The police union’s new three-year contract calls for salary increases of 2.75 percent per year.

“We are happy for the Police Union that they could successfully negotiate a contract they felt best served their members,” Tuttle said. “Our issue is that the Town dragged their feet, deliberately stalled and that they dealt with us in a very underhanded manner. They pushed us off in an effort to settle with other unions in an attempt to weaken our position in arbitration.”

In a statement to Patch, First Selectwoman Brenda Kupchick declined to discuss specifics of the negotiations, but took issue with Tuttle’s characterization of the town’s position.

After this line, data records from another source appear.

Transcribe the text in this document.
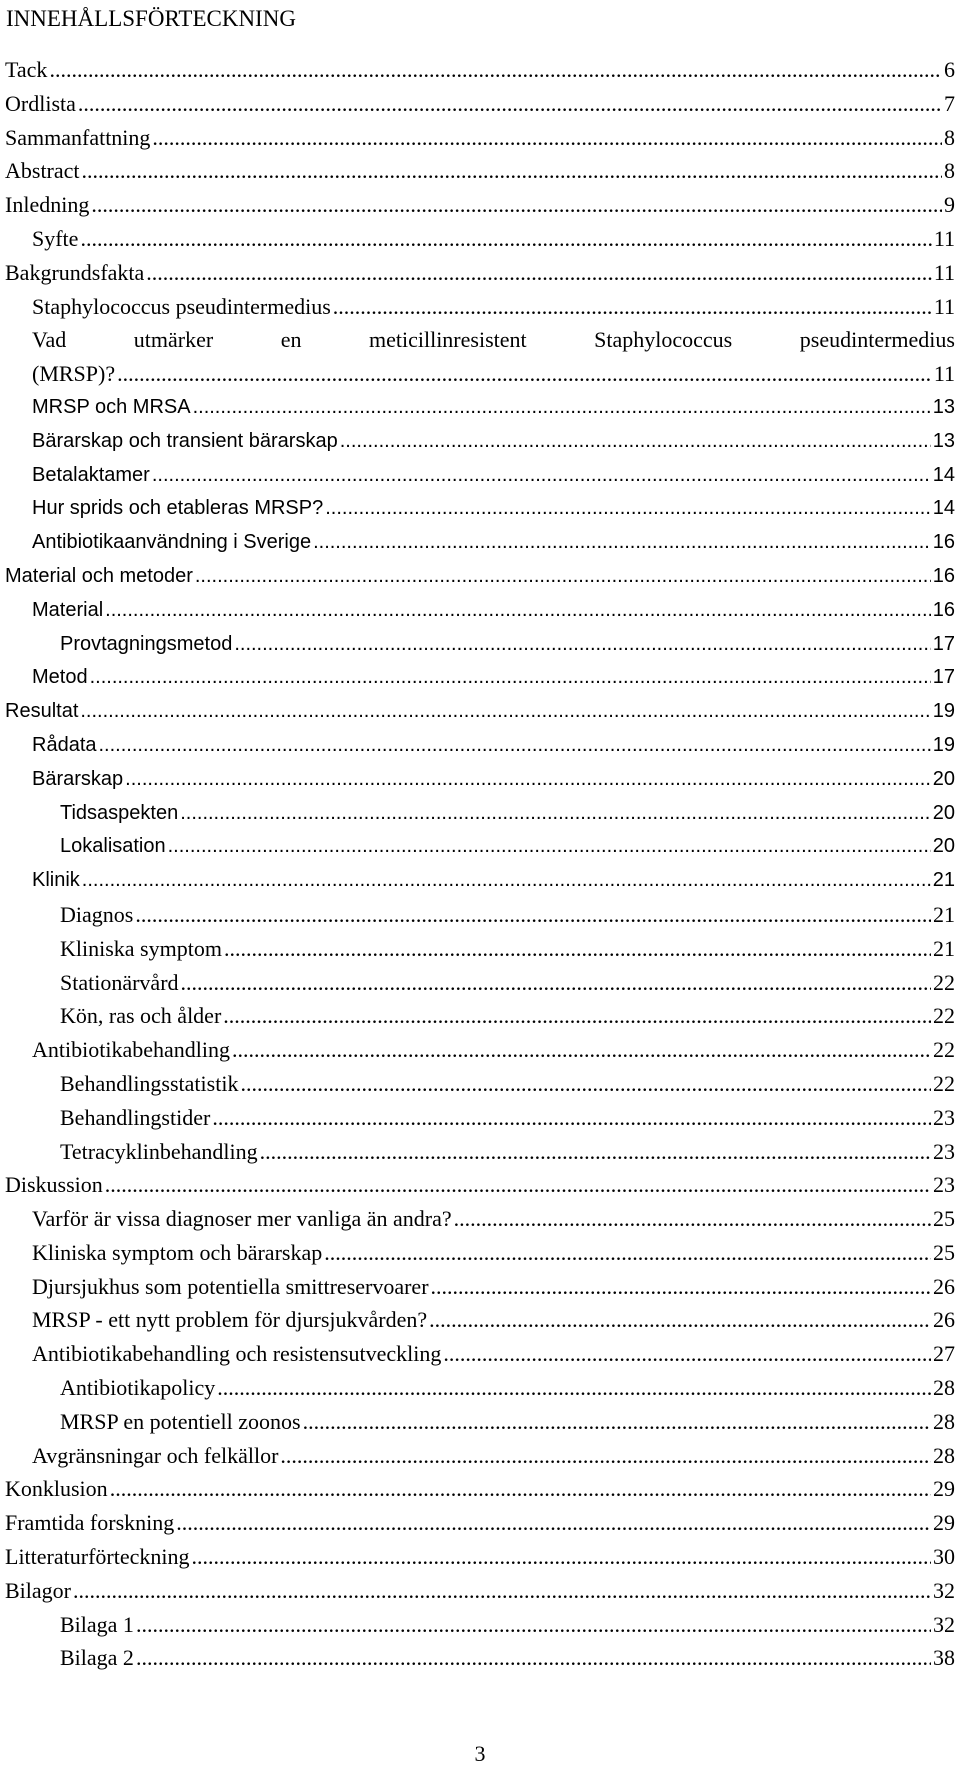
INNEHÅLLSFÖRTECKNING
Tack .....	6
Ordlista .....	7
Sammanfattning .....	8
Abstract .....	8
Inledning .....	9
Syfte .....	11
Bakgrundsfakta .....	11
Staphylococcus pseudintermedius .....	11
Vad	utmärker	en	meticillinresistent	Staphylococcus	pseudintermedius
(MRSP)? .....	11
MRSP och MRSA .....	13
Bärarskap och transient bärarskap .....	13
Betalaktamer .....	14
Hur sprids och etableras MRSP? .....	14
Antibiotikaanvändning i Sverige .....	16
Material och metoder .....	16
Material .....	16
Provtagningsmetod .....	17
Metod .....	17
Resultat .....	19
Rådata .....	19
Bärarskap .....	20
Tidsaspekten .....	20
Lokalisation .....	20
Klinik .....	21
Diagnos .....	21
Kliniska symptom .....	21
Stationärvård .....	22
Kön, ras och ålder .....	22
Antibiotikabehandling .....	22
Behandlingsstatistik .....	22
Behandlingstider .....	23
Tetracyklinbehandling .....	23
Diskussion .....	23
Varför är vissa diagnoser mer vanliga än andra? .....	25
Kliniska symptom och bärarskap .....	25
Djursjukhus som potentiella smittreservoarer .....	26
MRSP - ett nytt problem för djursjukvården? .....	26
Antibiotikabehandling och resistensutveckling .....	27
Antibiotikapolicy .....	28
MRSP en potentiell zoonos .....	28
Avgränsningar och felkällor .....	28
Konklusion .....	29
Framtida forskning .....	29
Litteraturförteckning .....	30
Bilagor .....	32
Bilaga 1 .....	32
Bilaga 2 .....	38
3
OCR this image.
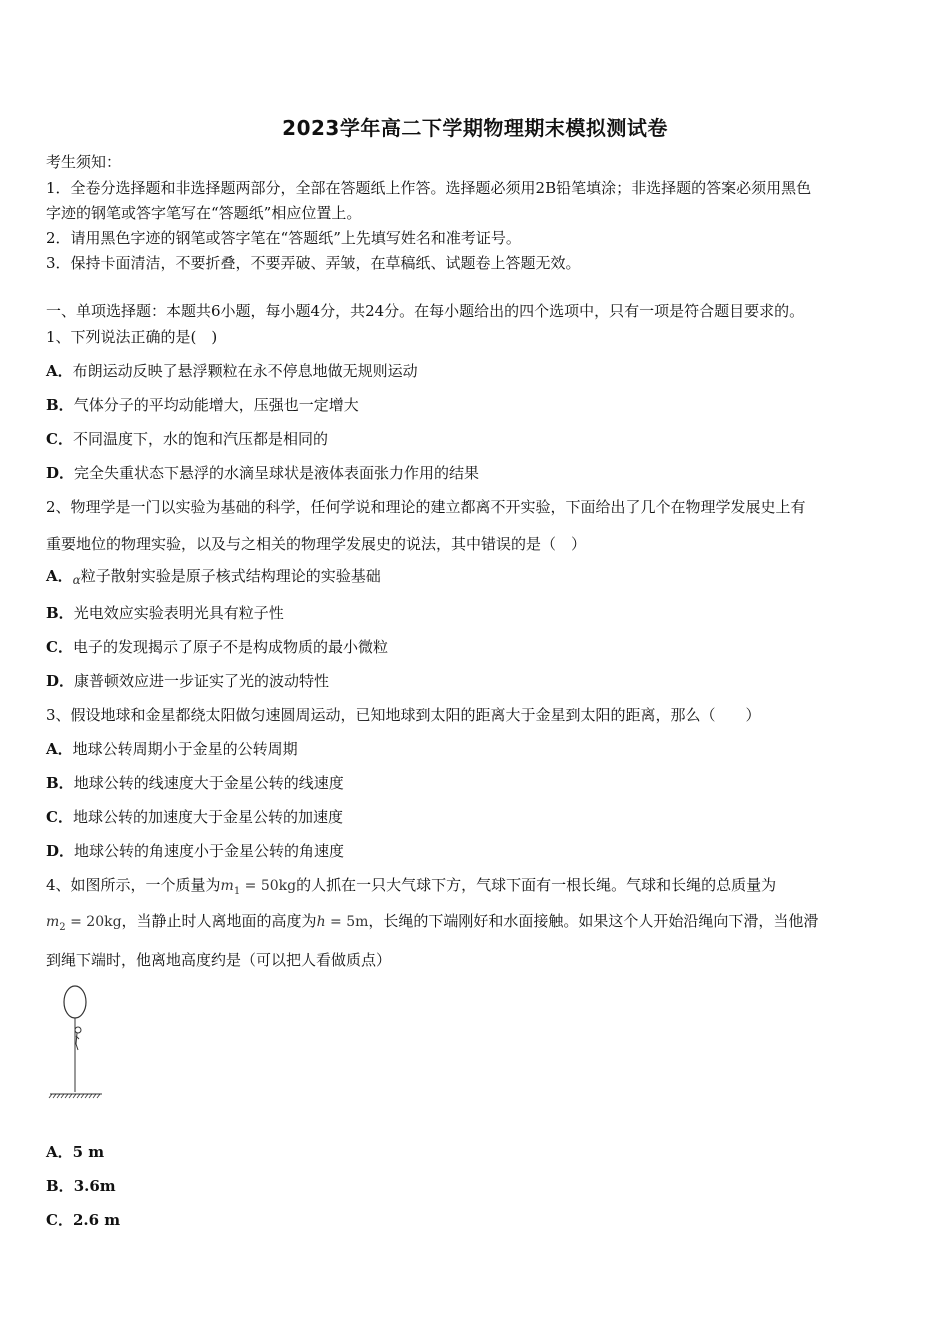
2023学年高二下学期物理期末模拟测试卷
考生须知：
1．全卷分选择题和非选择题两部分，全部在答题纸上作答。选择题必须用2B铅笔填涂；非选择题的答案必须用黑色
字迹的钢笔或答字笔写在“答题纸”相应位置上。
2．请用黑色字迹的钢笔或答字笔在“答题纸”上先填写姓名和准考证号。
3．保持卡面清洁，不要折叠，不要弄破、弄皱，在草稿纸、试题卷上答题无效。
一、单项选择题：本题共6小题，每小题4分，共24分。在每小题给出的四个选项中，只有一项是符合题目要求的。
1、下列说法正确的是(　)
A．布朗运动反映了悬浮颗粒在永不停息地做无规则运动
B．气体分子的平均动能增大，压强也一定增大
C．不同温度下，水的饱和汽压都是相同的
D．完全失重状态下悬浮的水滴呈球状是液体表面张力作用的结果
2、物理学是一门以实验为基础的科学，任何学说和理论的建立都离不开实验，下面给出了几个在物理学发展史上有
重要地位的物理实验，以及与之相关的物理学发展史的说法，其中错误的是（　）
A．$_\alpha$粒子散射实验是原子核式结构理论的实验基础
B．光电效应实验表明光具有粒子性
C．电子的发现揭示了原子不是构成物质的最小微粒
D．康普顿效应进一步证实了光的波动特性
3、假设地球和金星都绕太阳做匀速圆周运动，已知地球到太阳的距离大于金星到太阳的距离，那么（　　）
A．地球公转周期小于金星的公转周期
B．地球公转的线速度大于金星公转的线速度
C．地球公转的加速度大于金星公转的加速度
D．地球公转的角速度小于金星公转的角速度
4、如图所示，一个质量为$m_1 = 50kg$的人抓在一只大气球下方，气球下面有一根长绳。气球和长绳的总质量为
$m_2 = 20kg$，当静止时人离地面的高度为h = 5m，长绳的下端刚好和水面接触。如果这个人开始沿绳向下滑，当他滑
到绳下端时，他离地高度约是（可以把人看做质点）
A．5 m
B．3.6m
C．2.6 m
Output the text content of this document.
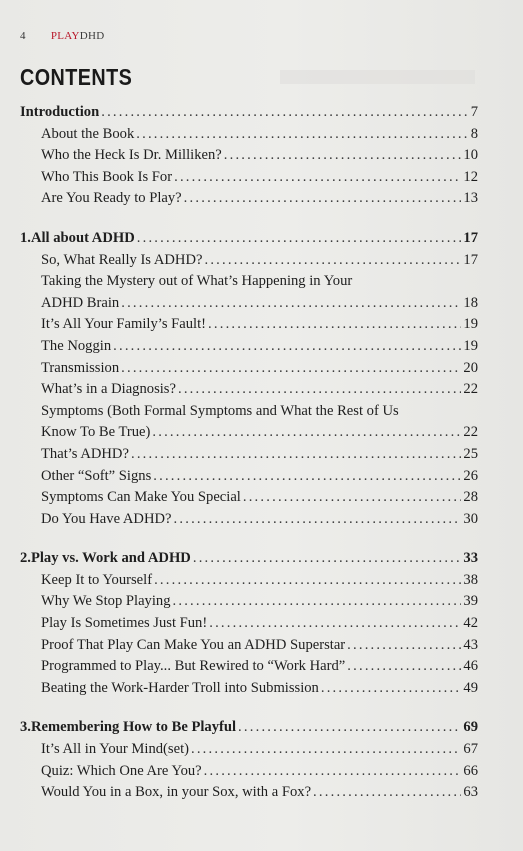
4 PLAYDHD
CONTENTS
Introduction .....	7
About the Book .....	8
Who the Heck Is Dr. Milliken? .....	10
Who This Book Is For .....	12
Are You Ready to Play? .....	13
1. All about ADHD .....	17
So, What Really Is ADHD? .....	17
Taking the Mystery out of What’s Happening in Your
ADHD Brain .....	18
It’s All Your Family’s Fault! .....	19
The Noggin .....	19
Transmission .....	20
What’s in a Diagnosis? .....	22
Symptoms (Both Formal Symptoms and What the Rest of Us
Know To Be True) .....	22
That’s ADHD? .....	25
Other “Soft” Signs .....	26
Symptoms Can Make You Special .....	28
Do You Have ADHD? .....	30
2. Play vs. Work and ADHD .....	33
Keep It to Yourself .....	38
Why We Stop Playing .....	39
Play Is Sometimes Just Fun! .....	42
Proof That Play Can Make You an ADHD Superstar .....	43
Programmed to Play... But Rewired to “Work Hard” .....	46
Beating the Work-Harder Troll into Submission .....	49
3. Remembering How to Be Playful .....	69
It’s All in Your Mind(set) .....	67
Quiz: Which One Are You? .....	66
Would You in a Box, in your Sox, with a Fox? .....	63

“Within the last few months the Town has successfully negotiated union contracts with the Emergency Communications Center, the Nurses, the Supervisors (PETA) and the Police,” Kupchick said. “Unfortunately the Fire Union rejected mediation and opted instead to file for arbitration, which is a time-consuming and expensive process.”

Under the arbitration process, the two sides present positions to an arbitration panel, which then decides between one of the two positions. The arbitrators do not seek a compromise, they choose one side or the other.

“At this time I don’t feel it’s appropriate to respond with details in the middle of ongoing negotiations,” Kupchick continued. “I will only say that it’s unfortunate some statements being made publicly are not completely accurate. I am proud to work with the men and women in the Fairfield Fire Department and value their dedicated service to the town. I remain hopeful the Fire Union and the Town can reach an agreement, however, if those efforts fail, the arbitration process will go forward, which will ultimately result in a contract.”